CHP Genel Başkanı Kemal Kılıçdaroğlu'nun, ABD'ye götürdüğü gazetecileri de atlatarak 8 saat ortadan kaybolması herkesi şaşkına çevirdi.
Nasıl çevirmesin ki... Bırakın CHP'yi herhangi bir partinin başkanı bile alayı vallayla gittiği ve bütün gözlerin üzerinde olduğu bir gezide, 8 saat ortadan kayboluyorsa insanlar merak eder, soru sorar ve soruşturur. Bunu da sadece gazeteciler veya rakip siyasi aktörler yapmaz bizzat o siyasi partinin kadroları ve tabanı yapar. Yapıyorlar da zaten. Dünden bu yana, CHP'nin içinden onlarca insan merak edip soruyor. Hatta bir adım ileri gidip şu sorunun cevabını arıyorlar:
"Bir genel başkan neden yanındakilere bile bilgi vermeden 8 saatlik yolu arabayla alır?"
Üstelik Kılıçdaroğlu, o geziye çıkmadan önce ABD'de FETÖ'cülerle gizli kapaklı görüşme yapabilir denildiği halde.
Bu şüpheyi bizzat Kılıçdaroğlu, 8 saat ortadan kaybolarak inandırıcı hale getirdi. Dahası yanında götürdüğü gazeteciler bile ne olup bittiğini anlamadıkları için çaresiz bir biçimde ve komik gerekçelerle Kılıçdaroğlu'nun araba yolculuğunu savunmak zorunda kaldı.
Bakın Orhan Bursalı ne diyor:
"Salı sabahı Bostan'dan ayrılıp havaalanına gittik. Uçağa binince önde sadece CHP milletvekilleri Faik Öztrak ve Yunus Emre oturuyordu. Kılıçdaroğlu yoktu. Ona ayrılmış koltuk da yoktu.
Aaa dedim kendime, Kılıçdaroğlu başka yerde! Nereye gitti acaba?
Sorduk soruşturduk, sıfır bilgi..."
Tabi sıfır bilgiyle bu kadar yazılabilir. Sahi Kılıçdaroğlu nereye gitmişti?
Aaa birden, o gazetecileri de "sevindiren" ama Uğur Dündar'ı üzen ve kızdıran cevap sosyal medyadan geldi.
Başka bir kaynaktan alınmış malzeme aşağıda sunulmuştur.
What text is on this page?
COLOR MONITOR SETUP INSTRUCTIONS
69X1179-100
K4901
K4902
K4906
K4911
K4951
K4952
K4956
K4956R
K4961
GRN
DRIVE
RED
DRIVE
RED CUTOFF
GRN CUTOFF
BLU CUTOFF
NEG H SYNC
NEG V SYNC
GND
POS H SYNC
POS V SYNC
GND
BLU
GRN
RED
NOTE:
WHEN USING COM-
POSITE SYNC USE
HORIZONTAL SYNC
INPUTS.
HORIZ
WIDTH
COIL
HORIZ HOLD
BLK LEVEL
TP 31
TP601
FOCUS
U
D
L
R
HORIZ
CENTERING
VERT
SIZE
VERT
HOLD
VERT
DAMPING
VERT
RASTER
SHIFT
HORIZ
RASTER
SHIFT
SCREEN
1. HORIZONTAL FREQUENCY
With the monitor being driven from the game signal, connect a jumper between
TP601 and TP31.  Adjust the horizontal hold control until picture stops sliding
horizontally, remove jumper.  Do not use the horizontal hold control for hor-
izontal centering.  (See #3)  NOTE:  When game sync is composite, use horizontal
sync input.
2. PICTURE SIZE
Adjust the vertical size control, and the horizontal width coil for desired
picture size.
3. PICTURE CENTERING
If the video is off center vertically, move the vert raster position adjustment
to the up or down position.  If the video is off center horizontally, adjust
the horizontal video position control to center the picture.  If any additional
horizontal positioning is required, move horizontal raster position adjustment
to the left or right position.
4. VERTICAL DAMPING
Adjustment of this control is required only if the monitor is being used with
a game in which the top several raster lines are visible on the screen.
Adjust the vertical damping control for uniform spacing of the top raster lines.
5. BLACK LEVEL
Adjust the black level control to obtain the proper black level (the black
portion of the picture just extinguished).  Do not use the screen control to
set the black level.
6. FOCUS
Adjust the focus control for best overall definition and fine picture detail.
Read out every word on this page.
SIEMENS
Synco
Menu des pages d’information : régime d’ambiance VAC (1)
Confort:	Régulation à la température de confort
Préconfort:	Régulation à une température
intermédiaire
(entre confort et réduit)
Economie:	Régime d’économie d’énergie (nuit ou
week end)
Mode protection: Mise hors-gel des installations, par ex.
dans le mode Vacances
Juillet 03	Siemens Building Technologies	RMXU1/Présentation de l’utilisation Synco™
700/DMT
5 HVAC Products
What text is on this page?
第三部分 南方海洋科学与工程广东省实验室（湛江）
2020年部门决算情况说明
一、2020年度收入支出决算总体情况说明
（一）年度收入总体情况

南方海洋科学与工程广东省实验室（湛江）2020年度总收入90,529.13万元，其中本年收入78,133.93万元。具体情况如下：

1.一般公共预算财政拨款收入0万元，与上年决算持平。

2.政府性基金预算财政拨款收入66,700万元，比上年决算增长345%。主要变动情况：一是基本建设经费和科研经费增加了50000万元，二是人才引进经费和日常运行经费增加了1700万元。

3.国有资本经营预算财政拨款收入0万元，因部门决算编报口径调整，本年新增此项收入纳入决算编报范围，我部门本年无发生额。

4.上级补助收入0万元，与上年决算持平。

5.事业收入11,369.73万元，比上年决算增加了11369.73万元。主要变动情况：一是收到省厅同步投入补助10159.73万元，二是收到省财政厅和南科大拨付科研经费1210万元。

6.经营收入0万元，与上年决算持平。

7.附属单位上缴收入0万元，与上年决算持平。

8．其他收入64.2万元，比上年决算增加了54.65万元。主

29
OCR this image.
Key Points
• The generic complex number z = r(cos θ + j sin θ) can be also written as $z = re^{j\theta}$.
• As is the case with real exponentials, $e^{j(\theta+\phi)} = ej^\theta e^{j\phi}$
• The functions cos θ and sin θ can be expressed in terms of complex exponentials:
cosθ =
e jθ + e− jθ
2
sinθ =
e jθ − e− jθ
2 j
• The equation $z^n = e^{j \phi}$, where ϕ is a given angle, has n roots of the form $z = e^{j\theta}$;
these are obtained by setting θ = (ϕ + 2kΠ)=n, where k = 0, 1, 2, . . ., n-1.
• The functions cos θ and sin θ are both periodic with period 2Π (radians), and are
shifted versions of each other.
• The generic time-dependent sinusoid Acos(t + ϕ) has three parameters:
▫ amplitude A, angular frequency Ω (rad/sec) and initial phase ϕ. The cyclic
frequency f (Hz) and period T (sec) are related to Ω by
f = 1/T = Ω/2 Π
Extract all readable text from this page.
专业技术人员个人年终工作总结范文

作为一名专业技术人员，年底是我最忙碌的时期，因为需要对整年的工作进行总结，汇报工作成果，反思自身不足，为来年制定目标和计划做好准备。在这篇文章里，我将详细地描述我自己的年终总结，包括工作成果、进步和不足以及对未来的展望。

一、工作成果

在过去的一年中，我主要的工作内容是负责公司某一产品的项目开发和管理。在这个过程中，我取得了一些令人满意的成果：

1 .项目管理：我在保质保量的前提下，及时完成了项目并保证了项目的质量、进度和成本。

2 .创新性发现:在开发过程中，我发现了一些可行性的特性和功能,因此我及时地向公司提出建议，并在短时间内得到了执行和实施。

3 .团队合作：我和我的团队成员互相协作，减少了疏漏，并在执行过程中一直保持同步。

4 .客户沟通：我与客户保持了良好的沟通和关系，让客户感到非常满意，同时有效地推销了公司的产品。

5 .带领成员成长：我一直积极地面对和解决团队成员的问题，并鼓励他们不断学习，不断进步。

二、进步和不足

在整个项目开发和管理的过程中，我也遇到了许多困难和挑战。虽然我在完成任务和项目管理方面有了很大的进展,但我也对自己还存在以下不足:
Kılıçdaroğlu, New York'a gitmiş sesi iyi anlaşılmayan kötü bir görüntüyle siyasi bir hamle yapmıştı.
Arabayla 8 saat yol alarak New York'a gitmesinin nedeni de meğer Turgen'in vakıf binasıymış. İnanılır gibi değil.
Peki, o büyük gazetecileri neden o görüntüden ve gezinin tek siyası hamlesinden(!) mahrum bıraktı?
Gazeteciler gelseydi daha bir şaşaalı olmaz mıydı? Ses de kayıt da daha güzel olurdu. Neyse, kimsenin bunu yutmayacağı çok açık... Siyahi bir şoförün kullandığı arabayla 8 saatlik yolu sadece o görüntü için aldığına, sanıyorum o iki gazeteci dışında Özgür Özel hatta Engin Erkoç bile inanmaz. Belki Tuncay Özkan inanabilir.
Bana gelen bilgilere göre, o yolculukta iki kez kısa mola verilmiş. Sonra bir okula gidilmiş, orada bir grup öğrenciyle ayaküstü konuşulduktan sonra okulun özel odalarında bir süre kalınmış ve sonrası yok. Bir kez daha soruyorum; orada daha önce yazdığım FETÖ'cü Şerif Ali Tekalan'la mı görüşüldü? Ya da başkaları da var mıydı?
Önceki gün de yazdım, FETÖ'cüler Kılıçdaroğlu'nun aday olmasını istemiyor. Bu gezi sonrası şu bilgi de konuşuluyor; ABD derin aklı da "icazet" vermemiş... Aynı kanallar Kılıçdaroğlu'nun adaylıkta da kararlı olduğunu söylüyor.
Gördüğünüz gibi tablo hiç iç açıcı değil. Bu siyasi hava, "o makam" için her yolu mubah sayan İmamoğlu'nu mu harekete geçirir yoksa "Gelsin de netleşiriz" diyen Akşener'in adaylığının önünü mü açar ya da Gül gibi sürpriz bekleyenlerin önü mü açılır göreceğiz. Ama ortalığın çok karışacağı ve Batı Yakasında, dosyaların açılacağı, itibarsızlaştırmaların başlayacağı, kılıçların çekileceği çok açık... Bu tablodansa ABD gezisi sonrası "icazet" suçlamaları da olsa, adaylığın netleşmesini tercih ederdim.